Manufacturing Efficiency
Manufacturing efficiency is driven by project execution excellence, which allowed the company to maintain a 24.6% operating margin in Q2 FY26 despite broader market challenges and previous inspection delays.
Strategic Growth
Expected Growth Rate
25%
Growth Strategy
Growth will be achieved by executing the record INR 1,800 Cr order book and leveraging the new joint venture with Chemdist Group to enter the green hydrogen, sustainable fuel, and pharmaceutical equipment markets. This strategy diversifies revenue beyond traditional refinery process heaters and reformers.
Products & Services
Process heaters, reformers, cracking furnaces, green hydrogen equipment, and engineered equipment for the chemical and pharma industries.
Brand Portfolio
JNK India
New Products/Services
Green hydrogen systems and sustainable fuel technologies developed via the Chemdist JV are expected to be major future revenue contributors, though specific percentage impacts are not yet disclosed.
Market Expansion
Expansion into the chemical and pharmaceutical sectors through the Chemdist Group JV, targeting both domestic and potentially international markets via its foreign promoter, JNK Global Co. Ltd.
Strategic Alliances
Joint venture with Chemdist Group to develop green hydrogen and engineered equipment for specialized industries.
External Factors
Industry Trends
The industry is shifting toward decarbonization and green hydrogen. JNK India is positioning itself to lead this transition through its JV with Chemdist Group, moving away from traditional fossil-fuel-based heating solutions.
Competitive Landscape
The company operates in a niche, highly engineered industrial products market where competition is based on technical expertise and safety reliability rather than just price.
Competitive Moat
JNK India's moat is built on its established market leadership in specialized combustion equipment and high technical entry barriers. This is sustained by long-term relationships with majors like Reliance and a proven safety track record.

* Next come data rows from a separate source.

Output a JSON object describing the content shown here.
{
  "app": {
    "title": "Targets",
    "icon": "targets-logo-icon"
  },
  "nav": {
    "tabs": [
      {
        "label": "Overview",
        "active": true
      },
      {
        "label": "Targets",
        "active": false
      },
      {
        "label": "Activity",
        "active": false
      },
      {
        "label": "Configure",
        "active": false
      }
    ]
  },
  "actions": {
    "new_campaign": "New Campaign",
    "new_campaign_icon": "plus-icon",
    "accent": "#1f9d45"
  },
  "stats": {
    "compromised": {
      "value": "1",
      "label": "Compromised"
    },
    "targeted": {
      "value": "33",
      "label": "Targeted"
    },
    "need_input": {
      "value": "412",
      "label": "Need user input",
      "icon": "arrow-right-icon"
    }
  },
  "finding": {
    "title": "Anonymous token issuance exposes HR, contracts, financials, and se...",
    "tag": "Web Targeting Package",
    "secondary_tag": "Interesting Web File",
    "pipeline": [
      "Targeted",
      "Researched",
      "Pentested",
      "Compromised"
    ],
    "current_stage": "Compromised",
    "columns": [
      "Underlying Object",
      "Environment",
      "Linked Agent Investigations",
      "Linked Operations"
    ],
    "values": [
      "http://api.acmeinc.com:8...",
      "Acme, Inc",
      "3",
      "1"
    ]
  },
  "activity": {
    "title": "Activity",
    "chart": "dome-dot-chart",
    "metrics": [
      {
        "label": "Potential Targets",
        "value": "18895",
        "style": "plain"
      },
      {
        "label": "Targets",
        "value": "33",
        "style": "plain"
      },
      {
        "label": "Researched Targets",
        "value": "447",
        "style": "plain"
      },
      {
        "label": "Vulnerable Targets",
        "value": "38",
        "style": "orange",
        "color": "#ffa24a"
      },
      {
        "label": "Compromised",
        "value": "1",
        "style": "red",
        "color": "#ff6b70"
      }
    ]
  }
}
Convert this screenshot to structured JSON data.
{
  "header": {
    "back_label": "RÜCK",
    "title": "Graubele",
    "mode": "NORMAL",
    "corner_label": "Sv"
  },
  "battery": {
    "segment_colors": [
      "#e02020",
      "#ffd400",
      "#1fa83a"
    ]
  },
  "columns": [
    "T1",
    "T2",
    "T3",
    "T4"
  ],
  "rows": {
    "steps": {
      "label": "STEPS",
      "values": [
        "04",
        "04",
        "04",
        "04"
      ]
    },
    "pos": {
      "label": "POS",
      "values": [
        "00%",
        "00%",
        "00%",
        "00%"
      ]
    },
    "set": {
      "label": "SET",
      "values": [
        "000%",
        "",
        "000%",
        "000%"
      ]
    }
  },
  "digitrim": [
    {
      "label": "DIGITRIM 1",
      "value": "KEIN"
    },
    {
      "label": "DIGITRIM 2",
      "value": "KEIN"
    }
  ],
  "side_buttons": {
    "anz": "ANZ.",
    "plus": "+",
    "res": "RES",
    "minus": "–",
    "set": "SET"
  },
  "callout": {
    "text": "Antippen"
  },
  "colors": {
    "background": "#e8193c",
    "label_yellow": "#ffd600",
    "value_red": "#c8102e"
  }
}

Macro Economic Sensitivity
The company is sensitive to GDP growth and industrial capital expenditure cycles, particularly in the oil and gas and petrochemical sectors which drive demand for process heaters.
Consumer Behavior
Industrial clients are increasingly shifting demand toward sustainable and green energy infrastructure, directly benefiting JNK India's pivot to green hydrogen equipment.
Geopolitical Risks
Potential trade barriers or shifts in global energy policy could impact the demand for refinery equipment or the sourcing of specialized components for green hydrogen systems.
Regulatory & Governance
Industry Regulations
Operations are governed by strict pollution norms and manufacturing standards for combustion equipment; compliance is mandatory for maintaining its status with Tier-1 clients.
Environmental Compliance
The company maintains an ESG profile tracking over 200 KPIs and 12 factors, ensuring compliance with global sustainability standards required by major energy clients.
Risk Analysis
Key Uncertainties
The primary risk is the tender-based nature of the business, which can lead to volatility in the order book and revenue recognition if new contracts are not secured or if project milestones are delayed.
Third Party Dependencies
Dependency on specialized vendors for heater components is a risk, reflected in the INR 33.89 Cr in vendor advances required to secure the supply chain.
Technology Obsolescence Risk
The risk of traditional process heaters becoming obsolete is being mitigated by the strategic shift into green hydrogen and sustainable fuel technologies.
Credit & Counterparty Risk
Credit exposure is managed through contract assets of INR 106.91 Cr, representing work performed for large industrial clients that is yet to be billed.